There is disagreement among scholars over whether or not the artwork was deliberately left unfinished or whether or not the death of Lorenzo De' Medici brought to an end his experimentation with the marble scrap. Paul Barolsky, a prominent Michelangelo scholar, mentions that while certain of the figures draw from Bertoldo's bronze, it can be seen as a critique of the earlier work due to the arguably more complex nature of the way the figures project and recede into the background.12 However, what shall be examined here is that the figures are in fact similar. Although it is not certain when exactly Michelangelo began dissecting corpses in order to learn more about the functioning of human anatomy and musculature, his deep interest in the human form and the ways it could be posed and contorted is evident in this sculpture.13
The detailed musculature and the nearly impossible positions of these figures stemmed from Michelangelo's own interest in human anatomy and the movement of the body as well as a way to display the intense battle that goes beyond the physical. This is a battle of the two natures of the soul and it is not in this sculpted moment apparent who is winning, although any educated contemporary viewer who viewed this sculpture would have known the outcome of the battle and its implications. The frenzy of bodies in this composition was no doubt influenced by the contemplation of the battle taking place in the soul. The importance of the triumph of divine love was prominent in Florentine humanism and in the Medici household. The Medici supported humanist thought where the greater good for the public and supporting public virtues were emphasized.14 The greater good of the intellect and the beauty of the soul would triumph over the corrupt base nature of the soul that sought to destroy it. These were the political and artistic conditions surrounding Michelangelo that influenced his creation of the Battle of the Centaurs in 1492.

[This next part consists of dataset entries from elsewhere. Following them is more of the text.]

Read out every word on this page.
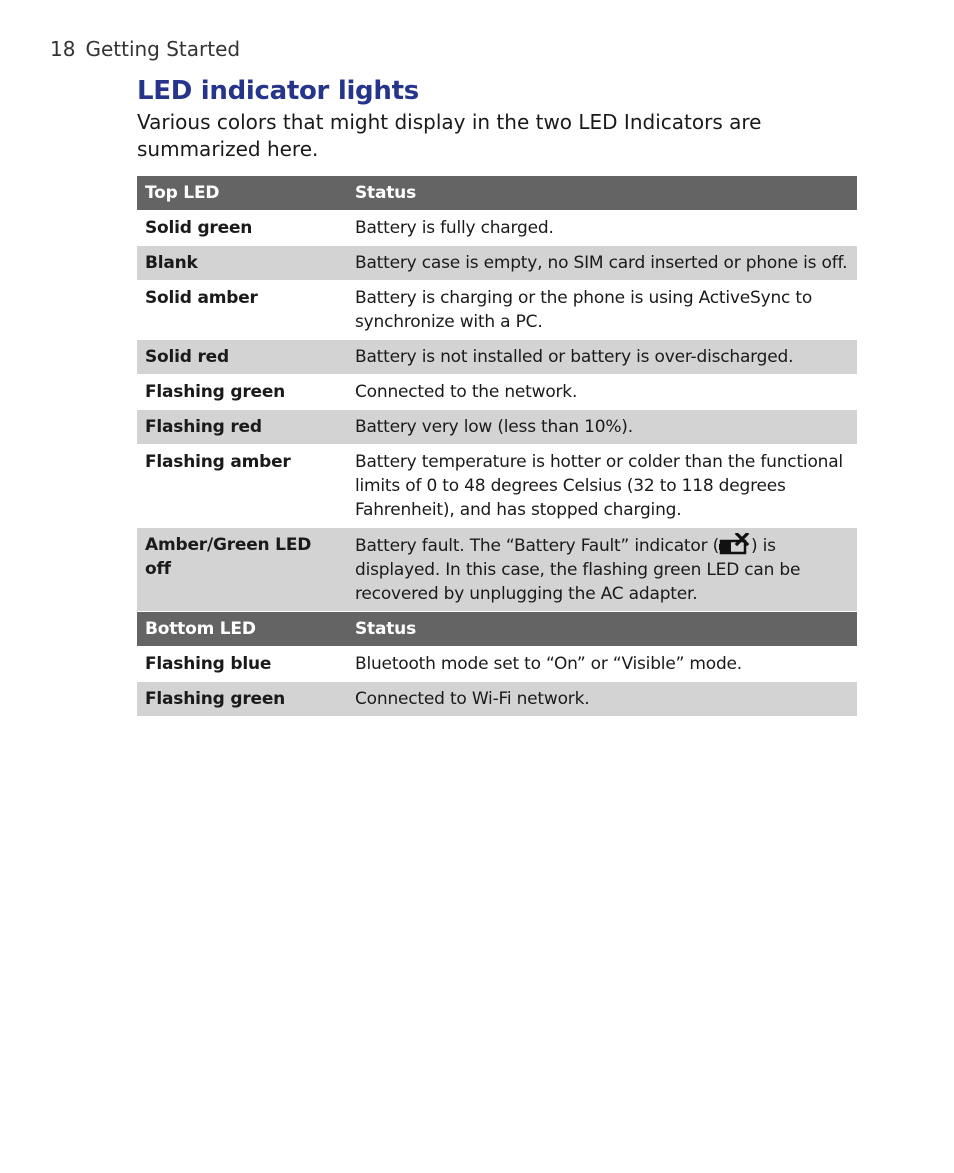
18 Getting Started
LED indicator lights

Various colors that might display in the two LED Indicators are summarized here.

Top LED	Status
Solid green	Battery is fully charged.
Blank	Battery case is empty, no SIM card inserted or phone is off.
Solid amber	Battery is charging or the phone is using ActiveSync to synchronize with a PC.
Solid red	Battery is not installed or battery is over-discharged.
Flashing green	Connected to the network.
Flashing red	Battery very low (less than 10%).
Flashing amber	Battery temperature is hotter or colder than the functional limits of 0 to 48 degrees Celsius (32 to 118 degrees Fahrenheit), and has stopped charging.
Amber/Green LED off	Battery fault. The “Battery Fault” indicator ( ) is displayed. In this case, the flashing green LED can be recovered by unplugging the AC adapter.
Bottom LED	Status
Flashing blue	Bluetooth mode set to “On” or “Visible” mode.
Flashing green	Connected to Wi-Fi network.
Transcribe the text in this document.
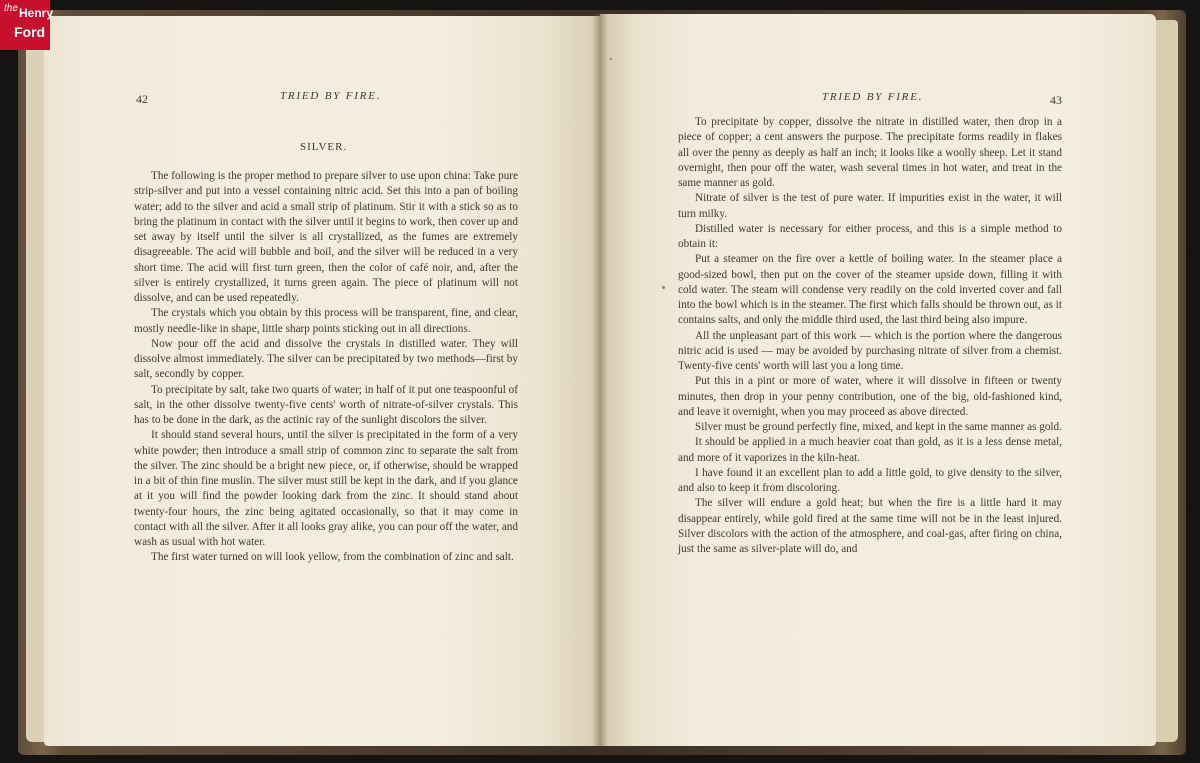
42	TRIED BY FIRE.
SILVER.

The following is the proper method to prepare silver to use upon china: Take pure strip-silver and put into a vessel containing nitric acid. Set this into a pan of boiling water; add to the silver and acid a small strip of platinum. Stir it with a stick so as to bring the platinum in contact with the silver until it begins to work, then cover up and set away by itself until the silver is all crystallized, as the fumes are extremely disagreeable. The acid will bubble and boil, and the silver will be reduced in a very short time. The acid will first turn green, then the color of café noir, and, after the silver is entirely crystallized, it turns green again. The piece of platinum will not dissolve, and can be used repeatedly.

The crystals which you obtain by this process will be transparent, fine, and clear, mostly needle-like in shape, little sharp points sticking out in all directions.

Now pour off the acid and dissolve the crystals in distilled water. They will dissolve almost immediately. The silver can be precipitated by two methods—first by salt, secondly by copper.

To precipitate by salt, take two quarts of water; in half of it put one teaspoonful of salt, in the other dissolve twenty-five cents' worth of nitrate-of-silver crystals. This has to be done in the dark, as the actinic ray of the sunlight discolors the silver.

It should stand several hours, until the silver is precipitated in the form of a very white powder; then introduce a small strip of common zinc to separate the salt from the silver. The zinc should be a bright new piece, or, if otherwise, should be wrapped in a bit of thin fine muslin. The silver must still be kept in the dark, and if you glance at it you will find the powder looking dark from the zinc. It should stand about twenty-four hours, the zinc being agitated occasionally, so that it may come in contact with all the silver. After it all looks gray alike, you can pour off the water, and wash as usual with hot water.

The first water turned on will look yellow, from the combination of zinc and salt.

TRIED BY FIRE.	43

To precipitate by copper, dissolve the nitrate in distilled water, then drop in a piece of copper; a cent answers the purpose. The precipitate forms readily in flakes all over the penny as deeply as half an inch; it looks like a woolly sheep. Let it stand overnight, then pour off the water, wash several times in hot water, and treat in the same manner as gold.

Nitrate of silver is the test of pure water. If impurities exist in the water, it will turn milky.

Distilled water is necessary for either process, and this is a simple method to obtain it:

Put a steamer on the fire over a kettle of boiling water. In the steamer place a good-sized bowl, then put on the cover of the steamer upside down, filling it with cold water. The steam will condense very readily on the cold inverted cover and fall into the bowl which is in the steamer. The first which falls should be thrown out, as it contains salts, and only the middle third used, the last third being also impure.

All the unpleasant part of this work — which is the portion where the dangerous nitric acid is used — may be avoided by purchasing nitrate of silver from a chemist. Twenty-five cents' worth will last you a long time.

Put this in a pint or more of water, where it will dissolve in fifteen or twenty minutes, then drop in your penny contribution, one of the big, old-fashioned kind, and leave it overnight, when you may proceed as above directed.

Silver must be ground perfectly fine, mixed, and kept in the same manner as gold.

It should be applied in a much heavier coat than gold, as it is a less dense metal, and more of it vaporizes in the kiln-heat.

I have found it an excellent plan to add a little gold, to give density to the silver, and also to keep it from discoloring.

The silver will endure a gold heat; but when the fire is a little hard it may disappear entirely, while gold fired at the same time will not be in the least injured. Silver discolors with the action of the atmosphere, and coal-gas, after firing on china, just the same as silver-plate will do, and

the Henry
Ford
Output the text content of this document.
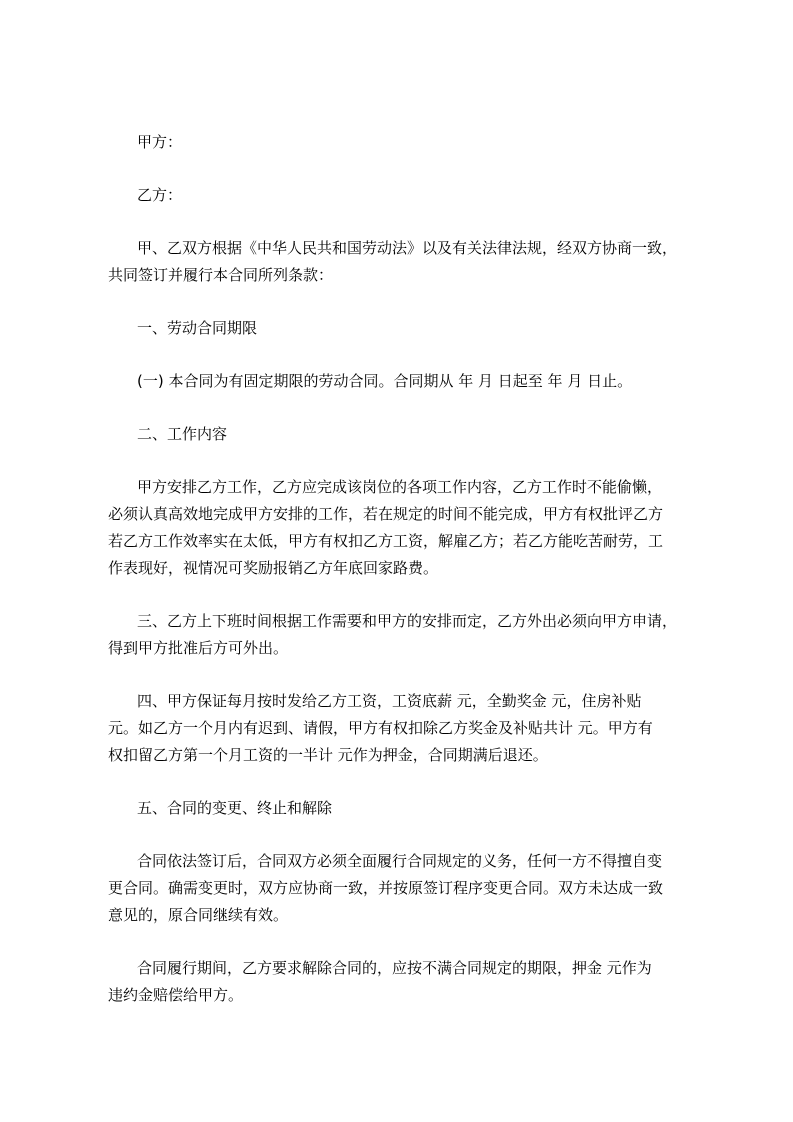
甲方：

乙方：

甲、乙双方根据《中华人民共和国劳动法》以及有关法律法规，经双方协商一致，

共同签订并履行本合同所列条款：

一、劳动合同期限

(一) 本合同为有固定期限的劳动合同。合同期从 年 月 日起至 年 月 日止。

二、工作内容

甲方安排乙方工作，乙方应完成该岗位的各项工作内容，乙方工作时不能偷懒，

必须认真高效地完成甲方安排的工作，若在规定的时间不能完成，甲方有权批评乙方

若乙方工作效率实在太低，甲方有权扣乙方工资，解雇乙方；若乙方能吃苦耐劳，工

作表现好，视情况可奖励报销乙方年底回家路费。

三、乙方上下班时间根据工作需要和甲方的安排而定，乙方外出必须向甲方申请，

得到甲方批准后方可外出。

四、甲方保证每月按时发给乙方工资，工资底薪 元，全勤奖金 元，住房补贴

元。如乙方一个月内有迟到、请假，甲方有权扣除乙方奖金及补贴共计 元。甲方有

权扣留乙方第一个月工资的一半计 元作为押金，合同期满后退还。

五、合同的变更、终止和解除

合同依法签订后，合同双方必须全面履行合同规定的义务，任何一方不得擅自变

更合同。确需变更时，双方应协商一致，并按原签订程序变更合同。双方未达成一致

意见的，原合同继续有效。

合同履行期间，乙方要求解除合同的，应按不满合同规定的期限，押金 元作为

违约金赔偿给甲方。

8. Laurie Fusco, "Antonio Pollaiuolo's Use of the Antique," Journal of the Warburg and Courtald Institutes 42 (1979): 262-263.
9. James David Draper, Bertoldo di Giovanni: Sculptor of the Medici Household (Columbia: University of Missouri Press), 134-136.
10. Richard Stapleford, ed. and trans., Lorenzo De' Medici At Home: The Inventory of the Palazzo Medici in 1492 (University Park: Pennsylvania State University Press, 2013), 96-101.
11. Martha Dunkelman, "From Microcosm to Macrocosm: Michelangelo and Ancient Gems," Zeitschrift für Kunstgeschichte 73 (2010): 368.
12. Paul Barolsky, "The Strange Case of Young Michelangelo," Arion: A Journal of the Humanities and the Classics 21 (2013): 107-108.
13. James Hall, Michelangelo and the Reinvention of the Human Body (New York: Farrar, Straus and Giroux, 2005), 75.
14. Mark Jurdjevic, "Civic Humanism and the Rise of the Medici," Renaissance Quarterly 52 (1999): 1015-1016.